Final Project Digital Forensics

Due Date: Friday of Finals Week 23:59:59

• Final Project Digital Forensics
  • All Students
    • Introduction
      • Electronic Identities
    • What you must do
    • What you get
    • What to turn in
  • Graduate Students
    • Introduction
    • What you must do
    • What to turn in

All Students

Introduction

M57.biz is a new company that researches patent information for clients.

Facts of the company:

• 1 president / CEO
• 3 additional employees
• The firm is planning to hire more employees, so they have a lot of inventory on hand (computers, printers, etc).

Current employees:

• President: Pat McGoo
• Information Technology: Terry
• Patent Researchers: Jo, Charlie

Employees work onsite, and conduct most business exchanges over email. All of the employees work in Windows environments, although each employee prefers different software (e.g. Outlook vs. Thunderbird).

A functioning workstation originally belonging to m57.biz was purchased on the secondary market. The buyer (Aaron Greene) realizes that the previous owner of the computer had not erased the drive, and finds illegal digital images and videos on it. Aaron reports this to the police, who take possession of the computer.

Police forensics investigators determine the following:

• The computer originally belonged to m57.biz
• The computer was used by Jo, an M57 employee, as a work machine.

Police contact Pat McGoo (the CEO). Pat authorizes imaging of all other computer equipment onsite at M57 to support additional investigation. Police further pursue a warrant to seize a personal thumb drive belonging to Jo.

Electronic Identities

• Pat McGoo (President): pat@m57.biz (email password: mcgoo01)
• Terry Johnson (IT Administrator): terry@m57.biz (email password: johnson01)
• Jo Smith (Patent Researcher): jo@m57.biz (email password: smith01)
• Charlie Brown (Patent Researcher): charlie@m57.biz (email password: brown01)

What you must do

You are given disk images from all of the computers and USB devices found onsite at M57, along with a USB thumb drive belonging to Jo. You are also provided with four detective reports and a search warrant and affidavit associated with seizure of the USB drive.

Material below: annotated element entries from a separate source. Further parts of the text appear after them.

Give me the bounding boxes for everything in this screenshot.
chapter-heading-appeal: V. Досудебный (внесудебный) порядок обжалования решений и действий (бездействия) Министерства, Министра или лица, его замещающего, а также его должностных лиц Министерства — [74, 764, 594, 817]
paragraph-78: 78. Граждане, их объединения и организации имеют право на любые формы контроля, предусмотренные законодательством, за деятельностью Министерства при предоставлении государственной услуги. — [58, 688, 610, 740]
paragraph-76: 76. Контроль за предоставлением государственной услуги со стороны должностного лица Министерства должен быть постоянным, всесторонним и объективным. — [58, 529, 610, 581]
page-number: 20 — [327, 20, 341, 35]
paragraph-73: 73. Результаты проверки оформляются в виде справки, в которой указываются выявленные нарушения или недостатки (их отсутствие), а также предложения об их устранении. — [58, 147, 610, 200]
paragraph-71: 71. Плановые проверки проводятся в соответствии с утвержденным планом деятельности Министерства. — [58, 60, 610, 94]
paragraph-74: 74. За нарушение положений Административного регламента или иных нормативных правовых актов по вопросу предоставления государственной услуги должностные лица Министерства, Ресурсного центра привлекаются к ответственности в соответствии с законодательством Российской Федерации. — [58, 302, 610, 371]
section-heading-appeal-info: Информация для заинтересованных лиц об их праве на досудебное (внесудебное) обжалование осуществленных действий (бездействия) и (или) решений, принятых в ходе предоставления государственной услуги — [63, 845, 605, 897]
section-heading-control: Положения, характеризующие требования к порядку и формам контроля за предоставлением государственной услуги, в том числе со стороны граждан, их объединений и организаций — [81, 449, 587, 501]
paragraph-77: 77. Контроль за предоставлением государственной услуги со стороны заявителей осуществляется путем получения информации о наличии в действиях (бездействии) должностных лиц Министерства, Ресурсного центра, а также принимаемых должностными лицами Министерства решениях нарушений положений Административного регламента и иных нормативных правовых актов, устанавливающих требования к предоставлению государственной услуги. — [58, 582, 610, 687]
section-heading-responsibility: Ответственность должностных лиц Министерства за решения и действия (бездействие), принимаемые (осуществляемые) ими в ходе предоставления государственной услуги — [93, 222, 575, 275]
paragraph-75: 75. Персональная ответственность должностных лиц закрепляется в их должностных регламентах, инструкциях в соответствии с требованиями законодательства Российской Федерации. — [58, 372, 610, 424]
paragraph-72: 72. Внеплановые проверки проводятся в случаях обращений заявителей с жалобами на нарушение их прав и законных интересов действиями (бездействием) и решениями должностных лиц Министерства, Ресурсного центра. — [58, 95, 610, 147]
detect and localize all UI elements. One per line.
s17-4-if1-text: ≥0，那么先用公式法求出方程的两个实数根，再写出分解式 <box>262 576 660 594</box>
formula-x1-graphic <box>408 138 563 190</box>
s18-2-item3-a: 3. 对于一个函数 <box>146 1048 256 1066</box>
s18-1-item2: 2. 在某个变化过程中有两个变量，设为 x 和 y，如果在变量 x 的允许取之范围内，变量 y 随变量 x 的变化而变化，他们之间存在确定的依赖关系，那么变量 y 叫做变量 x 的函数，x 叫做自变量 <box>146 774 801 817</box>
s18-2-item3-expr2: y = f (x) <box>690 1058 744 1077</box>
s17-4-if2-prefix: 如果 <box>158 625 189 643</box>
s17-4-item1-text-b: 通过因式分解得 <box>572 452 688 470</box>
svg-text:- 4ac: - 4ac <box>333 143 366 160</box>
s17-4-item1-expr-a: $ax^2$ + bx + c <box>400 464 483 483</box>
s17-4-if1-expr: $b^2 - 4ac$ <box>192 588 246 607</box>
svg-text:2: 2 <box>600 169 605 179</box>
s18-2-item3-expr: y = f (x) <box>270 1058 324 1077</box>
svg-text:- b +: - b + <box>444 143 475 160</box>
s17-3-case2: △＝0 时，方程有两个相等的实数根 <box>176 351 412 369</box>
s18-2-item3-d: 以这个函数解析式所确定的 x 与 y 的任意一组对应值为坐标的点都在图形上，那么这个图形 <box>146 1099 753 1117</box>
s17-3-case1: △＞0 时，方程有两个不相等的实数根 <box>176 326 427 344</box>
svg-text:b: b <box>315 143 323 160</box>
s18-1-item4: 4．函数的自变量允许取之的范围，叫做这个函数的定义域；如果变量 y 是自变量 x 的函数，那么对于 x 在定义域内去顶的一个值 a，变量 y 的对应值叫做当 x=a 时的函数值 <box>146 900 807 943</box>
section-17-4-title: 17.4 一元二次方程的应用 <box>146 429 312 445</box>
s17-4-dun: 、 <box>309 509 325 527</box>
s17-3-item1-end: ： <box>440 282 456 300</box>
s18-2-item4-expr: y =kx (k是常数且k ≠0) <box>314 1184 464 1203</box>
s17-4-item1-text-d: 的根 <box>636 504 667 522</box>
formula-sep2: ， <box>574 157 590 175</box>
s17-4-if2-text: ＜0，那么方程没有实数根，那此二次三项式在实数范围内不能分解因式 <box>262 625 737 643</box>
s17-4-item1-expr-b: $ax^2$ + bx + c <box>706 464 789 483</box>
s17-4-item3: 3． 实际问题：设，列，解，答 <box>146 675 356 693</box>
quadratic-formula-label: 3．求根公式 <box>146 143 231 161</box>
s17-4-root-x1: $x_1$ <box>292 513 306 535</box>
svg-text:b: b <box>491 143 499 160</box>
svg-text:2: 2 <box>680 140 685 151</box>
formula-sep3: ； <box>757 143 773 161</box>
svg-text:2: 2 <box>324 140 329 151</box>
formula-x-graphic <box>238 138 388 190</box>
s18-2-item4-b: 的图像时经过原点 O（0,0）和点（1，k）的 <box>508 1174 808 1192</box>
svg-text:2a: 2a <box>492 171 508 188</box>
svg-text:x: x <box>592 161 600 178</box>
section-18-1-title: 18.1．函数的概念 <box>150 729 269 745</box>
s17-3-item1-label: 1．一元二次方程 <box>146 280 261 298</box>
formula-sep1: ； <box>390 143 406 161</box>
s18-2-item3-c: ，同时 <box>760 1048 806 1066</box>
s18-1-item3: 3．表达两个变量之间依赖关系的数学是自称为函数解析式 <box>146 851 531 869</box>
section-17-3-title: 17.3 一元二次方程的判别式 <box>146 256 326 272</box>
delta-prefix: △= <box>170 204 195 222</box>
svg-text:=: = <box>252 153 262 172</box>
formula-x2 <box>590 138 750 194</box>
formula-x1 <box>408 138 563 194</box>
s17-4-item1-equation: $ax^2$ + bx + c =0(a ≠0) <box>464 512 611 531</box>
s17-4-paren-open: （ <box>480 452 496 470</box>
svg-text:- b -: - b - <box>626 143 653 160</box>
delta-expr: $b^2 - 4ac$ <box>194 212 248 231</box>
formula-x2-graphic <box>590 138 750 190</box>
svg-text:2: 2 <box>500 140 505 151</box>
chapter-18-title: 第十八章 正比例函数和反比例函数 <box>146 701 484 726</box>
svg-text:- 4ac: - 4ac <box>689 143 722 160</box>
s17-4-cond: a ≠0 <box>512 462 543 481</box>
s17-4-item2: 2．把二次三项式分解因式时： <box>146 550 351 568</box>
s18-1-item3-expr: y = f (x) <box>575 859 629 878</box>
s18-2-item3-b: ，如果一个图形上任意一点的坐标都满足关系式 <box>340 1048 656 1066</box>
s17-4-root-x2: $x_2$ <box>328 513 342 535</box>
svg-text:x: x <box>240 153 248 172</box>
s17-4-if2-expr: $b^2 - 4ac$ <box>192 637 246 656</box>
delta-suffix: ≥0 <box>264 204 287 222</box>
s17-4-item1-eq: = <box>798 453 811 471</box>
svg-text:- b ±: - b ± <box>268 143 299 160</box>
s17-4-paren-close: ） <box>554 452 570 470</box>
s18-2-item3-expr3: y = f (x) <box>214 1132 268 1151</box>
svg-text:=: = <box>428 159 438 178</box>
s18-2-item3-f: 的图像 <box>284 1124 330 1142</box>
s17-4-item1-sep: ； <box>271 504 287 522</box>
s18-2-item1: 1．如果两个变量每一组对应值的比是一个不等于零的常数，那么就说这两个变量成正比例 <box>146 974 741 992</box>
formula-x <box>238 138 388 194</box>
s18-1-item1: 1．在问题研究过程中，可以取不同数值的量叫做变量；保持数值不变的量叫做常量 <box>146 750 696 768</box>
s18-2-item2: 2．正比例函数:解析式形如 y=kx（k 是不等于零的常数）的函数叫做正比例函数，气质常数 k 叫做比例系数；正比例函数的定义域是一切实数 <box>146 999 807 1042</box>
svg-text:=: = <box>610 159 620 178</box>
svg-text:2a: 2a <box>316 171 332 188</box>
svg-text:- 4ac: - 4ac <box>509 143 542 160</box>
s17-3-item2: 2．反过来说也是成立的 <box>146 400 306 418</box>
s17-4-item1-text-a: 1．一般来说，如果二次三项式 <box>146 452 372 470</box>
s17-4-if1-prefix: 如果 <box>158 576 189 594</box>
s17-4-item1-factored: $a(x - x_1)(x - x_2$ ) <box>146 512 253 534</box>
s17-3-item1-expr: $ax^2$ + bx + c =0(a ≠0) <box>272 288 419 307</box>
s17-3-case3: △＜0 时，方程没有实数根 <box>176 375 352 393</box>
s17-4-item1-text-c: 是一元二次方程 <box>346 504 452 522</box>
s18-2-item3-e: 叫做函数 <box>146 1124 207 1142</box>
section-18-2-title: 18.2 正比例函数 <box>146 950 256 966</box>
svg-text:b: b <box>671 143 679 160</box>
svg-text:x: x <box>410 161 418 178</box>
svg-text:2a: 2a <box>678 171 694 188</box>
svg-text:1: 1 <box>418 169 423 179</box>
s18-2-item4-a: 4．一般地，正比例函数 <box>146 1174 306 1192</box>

• For the purposes of the scenario, illegal images have been simulated with pictures and videos of cats produced exclusively for this corpus.

Questions to answer:

• Is Jo the owner of these files? What evidence is there to confirm or reject this?
• How did the computer come to be sold on the secondary market?
• Who (if anyone) was involved in the sale (theft?) of the computer?
• Were any attempts made to hide these activities?
• Are there any other suspicious activities occurring within M57? What evidence of this is there?
• A number of professional contacts and outside persons (friends of the employees) appear in this scenario. Who are they? Are they involved in any of the activities uncovered?

What you get

You will be given the following:

• Hard drive images from all workstations in the office:
  • charlie-2009-12-11.E01
  • jo-2009-12-11-002.E01
  • pat-2009-12-11.E01
  • terry-2009-12-11-002.E01
• Three company USB drives found on-premises and one personal USB drive seized from Jo:
  • charlie-work-usb-2009-12-11.E01
  • jo-work-usb-2009-12-11.E01
  • terry-work-usb-2009-12-11.E01
  • jo-favorites-usb-2009-12-11.E01
• Detective reports:
  • detectivereport1.pdf
  • detectivereport2.pdf
  • detectivereport3.pdf
  • detectivereport4.pdf
  • m57-affidavit-warrant-final.pdf

All of the above files can be found in /stash/forensics/final/ directory on the department servers (ada.cs.pdx.edu or babbage.cs.pdx.edu).

What to turn in

You will be submitting this via your gitlab repo, in a markdown file called final/final.md. This should contain all of the necessary details to follow your work, including what you did, how you did it, and where you did it. You should include any pertinent evidence you found, including screenshots, files, and any other relevant information. You should also include a timeline of events that you uncovered during your investigation.

Graduate Students

Introduction

While this section of the final is intended to be for graduate students, undergraduate students who choose to perform this portion of the final will receive extra credit.

What you must do

In the same path as above (/stash/forensics/final) you will find an Android 14 image. Explore it. Try to create a timeline of events for each of the apps installed. Can you combine that into a greater timeline?

Document anything else of note that you find. This is very open-ended, so try to be thorough, but know when to stop. You will not be graded on the amount of information you find, but rather on the quality of your analysis and the thoroughness of your documentation.

What to turn in

You will be submitting this via your gitlab repo, in a markdown file called final/final-593.md. This should contain all of the necessary details to follow your work, including what you did, how you did it, and where you did it. You should include any pertinent evidence you found, including screenshots, files, and any other relevant information. You should also include a timeline of events that you uncovered during your investigation.